The specific way that Diana’s death affected the Brits is a whole ‘nother story too; that’s where the class distinctions come in, as she disrupted the fault line between the aristocracy and the commoners. I think this part is much more specific to GB than to the rest of the world (though maybe other parts of Europe were similarly affected by her in that way). Here in the US, that’s just an interesting side story IMO.
3 Michael van der Galiën
August 29, 2007 @ 3:22 pm CESTYes very good points Christine - I was coming back to leave a comment like that myself as well (loss of religious conviction). Very true, or so it seems to me. Instead of worshipping God, many people almost worship celebrities and, if one is not sure about whether there is an afterlife or not, we suddenly focus on, as you put it so well, living “on in the memories of others.”
Good points.
Also - there is a difference, but I think it’s fascinating to see that it continues and gets worse. A few years ago a Dutch singer died - alcohol abuse. To say it was a complete surprise would be, well, ludicrous. 50+ Many people out on the street, pubilc funeral in a soccer stadium.

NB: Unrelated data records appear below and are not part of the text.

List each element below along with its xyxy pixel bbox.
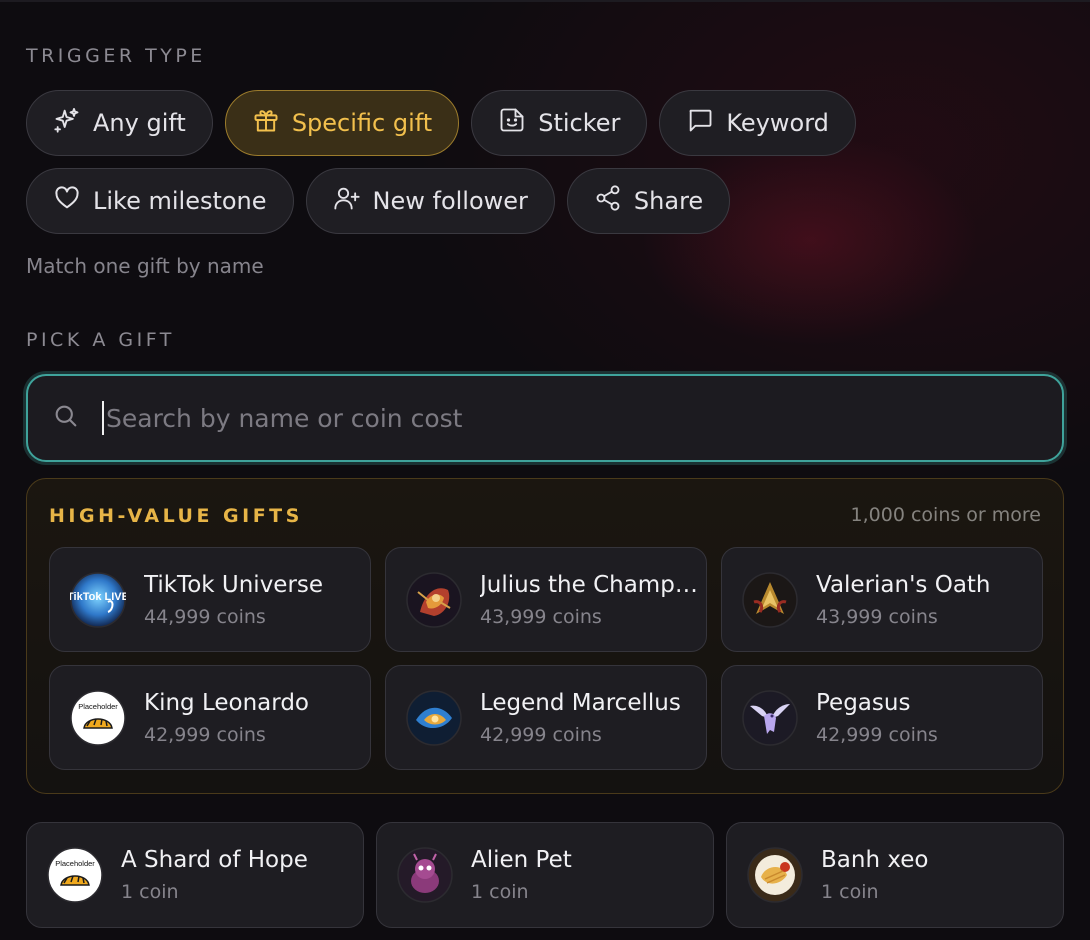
trigger-hint: Match one gift by name — [26, 254, 264, 278]
alien-pet-icon — [397, 847, 453, 903]
chip-label: New follower — [372, 187, 528, 215]
pick-gift-label: PICK A GIFT — [26, 329, 175, 351]
gift-cost: 43,999 coins — [480, 605, 602, 628]
heart-icon — [53, 184, 81, 218]
gift-card-banh-xeo[interactable]: Banh xeo 1 coin — [726, 822, 1064, 928]
gift-name: Legend Marcellus — [480, 689, 681, 716]
gift-card-king-leonardo[interactable]: Placeholder King Leonardo 42,999 coins — [49, 665, 371, 770]
gift-text: Legend Marcellus 42,999 coins — [480, 690, 681, 746]
chip-like-milestone[interactable]: Like milestone — [26, 168, 294, 234]
gift-name: Valerian's Oath — [816, 571, 991, 598]
placeholder-taco-icon: Placeholder — [70, 689, 126, 746]
high-value-grid: TikTok LIVE TikTok Universe 44,999 coins — [49, 547, 1043, 770]
gift-cost: 42,999 coins — [816, 723, 938, 746]
marcellus-icon — [406, 689, 462, 746]
placeholder-text: Placeholder — [78, 702, 118, 711]
chip-label: Keyword — [726, 109, 829, 137]
high-value-subtitle: 1,000 coins or more — [850, 504, 1041, 526]
pegasus-icon — [742, 689, 798, 746]
gift-card-valerians-oath[interactable]: Valerian's Oath 43,999 coins — [721, 547, 1043, 652]
chip-share[interactable]: Share — [566, 168, 731, 234]
gift-cost: 43,999 coins — [816, 605, 938, 628]
chip-new-follower[interactable]: New follower — [305, 168, 555, 234]
gift-cost: 44,999 coins — [144, 605, 266, 628]
chip-specific-gift[interactable]: Specific gift — [224, 90, 460, 156]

Pim Fortuyn: died, same thing basically.
Even a mafia boss…
4 Pieter Dorsman
August 29, 2007 @ 4:57 pm CESTTo respond to Michael, I think it is both the middle/lower class driving some of the vulgarization of our culture. Note the Dutch singer: his wife arranged for part of his ashes to be blasted off using fireworks in a separate ceremony, the other part of the ashes was mixed with dye and used by the widow for a tattoo . Can’t think of a better example.
Of course, very different from Diana but it was the middle/lower class perception that she was ‘one of us’. The rounds of applause from the streets that penetrated Westminster Abbey to the horror of the royal family was evidence of how popular culture and middle/lower class values had appropriated the princess and her legacy.
5 Michael van der Galiën
September 1, 2007 @ 11:27 pm CESTWell said Pieter and excellent example. That of the fireworks and tatoo is really unbelievable.